Ein Bekannter und ex-Kommilitone hat genau das geschafft. Sogar "nur" mit FH Abschluß. 

55 000 ist eine echte Ansagen. Das als Facharbeiter soviel möglich ist, hätte ich nicht gedacht. Glückwunsch.


----------



## Deleted 54516 (29. April 2011)

Black Evil schrieb:


> Ein Bekannter und ex-Kommilitone hat genau das geschafft. Sogar "nur" mit FH Abschluß.
> 
> 55 000 ist eine echte Ansagen. Das als Facharbeiter soviel möglich ist, hätte ich nicht gedacht. Glückwunsch.

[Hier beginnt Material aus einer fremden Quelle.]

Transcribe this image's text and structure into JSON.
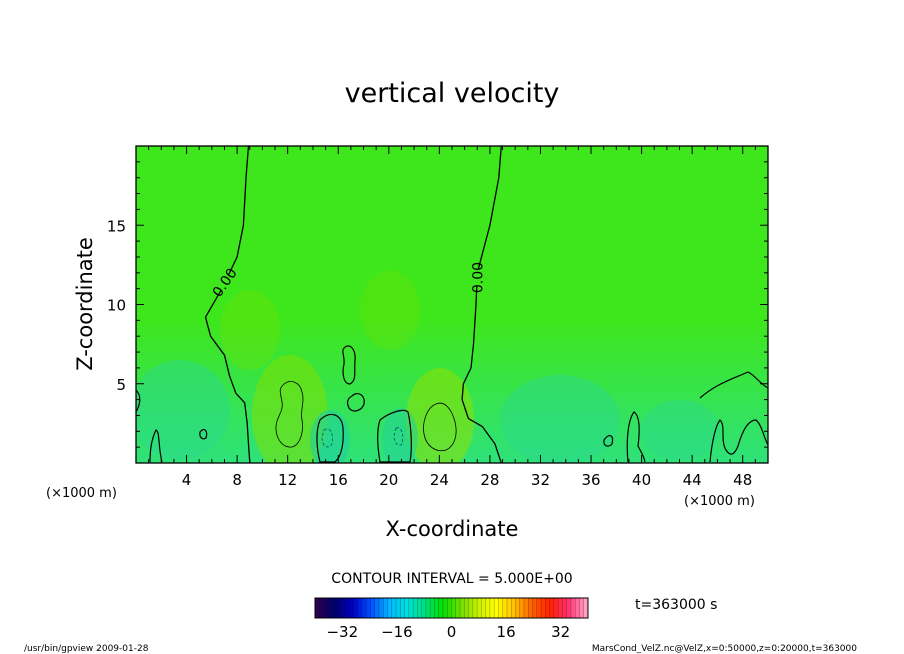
{
  "chart_data": {
    "type": "contour",
    "title": "vertical velocity",
    "xlabel": "X-coordinate",
    "ylabel": "Z-coordinate",
    "x_unit_left": "(×1000 m)",
    "x_unit_right": "(×1000 m)",
    "xlim": [
      0,
      50
    ],
    "ylim": [
      0,
      20
    ],
    "x_ticks": [
      4,
      8,
      12,
      16,
      20,
      24,
      28,
      32,
      36,
      40,
      44,
      48
    ],
    "y_ticks": [
      5,
      10,
      15
    ],
    "contour_interval_text": "CONTOUR INTERVAL = 5.000E+00",
    "contour_labels": [
      {
        "text": "0.00",
        "x": 7.0,
        "z": 11.4
      },
      {
        "text": "0.00",
        "x": 27.0,
        "z": 11.7
      }
    ],
    "zero_contours": [
      [
        [
          8.9,
          20
        ],
        [
          8.7,
          18
        ],
        [
          8.5,
          15
        ],
        [
          8.0,
          13
        ],
        [
          6.8,
          11
        ],
        [
          5.5,
          9.2
        ],
        [
          5.9,
          8.0
        ],
        [
          7.0,
          6.8
        ],
        [
          7.4,
          5.5
        ],
        [
          7.9,
          4.4
        ],
        [
          8.6,
          3.8
        ],
        [
          8.8,
          2.5
        ],
        [
          8.9,
          1.2
        ],
        [
          9.0,
          0
        ]
      ],
      [
        [
          28.9,
          20
        ],
        [
          28.7,
          18
        ],
        [
          28.0,
          15
        ],
        [
          27.0,
          12
        ],
        [
          26.9,
          10
        ],
        [
          26.7,
          7.5
        ],
        [
          26.5,
          6.0
        ],
        [
          25.9,
          5.0
        ],
        [
          25.8,
          4.0
        ],
        [
          26.3,
          2.8
        ],
        [
          27.4,
          2.3
        ],
        [
          28.4,
          1.2
        ],
        [
          28.9,
          0
        ]
      ]
    ],
    "colorbar": {
      "ticks": [
        -32,
        -16,
        0,
        16,
        32
      ],
      "range": [
        -40,
        40
      ],
      "colors": [
        "#2b0050",
        "#00006a",
        "#0000c8",
        "#0050ff",
        "#00b4ff",
        "#00e0e0",
        "#00e080",
        "#00e000",
        "#6ee000",
        "#c8f000",
        "#ffff00",
        "#ffc000",
        "#ff6000",
        "#ff2000",
        "#ff3070",
        "#ffa0c0"
      ]
    },
    "time_text": "t=363000 s",
    "footer_left": "/usr/bin/gpview   2009-01-28",
    "footer_right": "MarsCond_VelZ.nc@VelZ,x=0:50000,z=0:20000,t=363000"
  }
}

Als Elektroniker ( Antriebssteuerungen,SPS Programmierung,bustechnik,Robotersteuerung etc. ) mußt du dich eben permanent weiterbilden.
und gute Fachkräfte sind eben gesucht.....


----------



## Deleted 6320 (30. April 2011)

Macht lieber einen auf BWL, dann Fachrichting Internationales oder Marketing und ab in ein großes Unternehmen, als Führungskraft sind dann >100T + Dienstbenz drin. Smartes, sprachbegabtes und optisch ansprechendes Auftreten vorausgesetzt.


----------



## Harvester (1. Mai 2011)

Worum ging es nochmal? Achja, was verdient man als *Hilfskraft* im Fahrradladen?....


----------



## Fibmaster (4. Mai 2011)

Wollt mich nochmal zu Wort melden. Also alles was bei mir an mehr Stunden im Monat rauskommt,also wenn ich über die Anzahl der Stunden komme die ich für 400 Euro benötige, werden die Stunden auf ein Guthabenkonto geschrieben das ich ,wenn es im Winter weniger wird oder im Sommer mal biken gehen will einfach zuhause bleibe aber trotzdem das Geld erhalte.


----------



## Black Evil (5. Mai 2011)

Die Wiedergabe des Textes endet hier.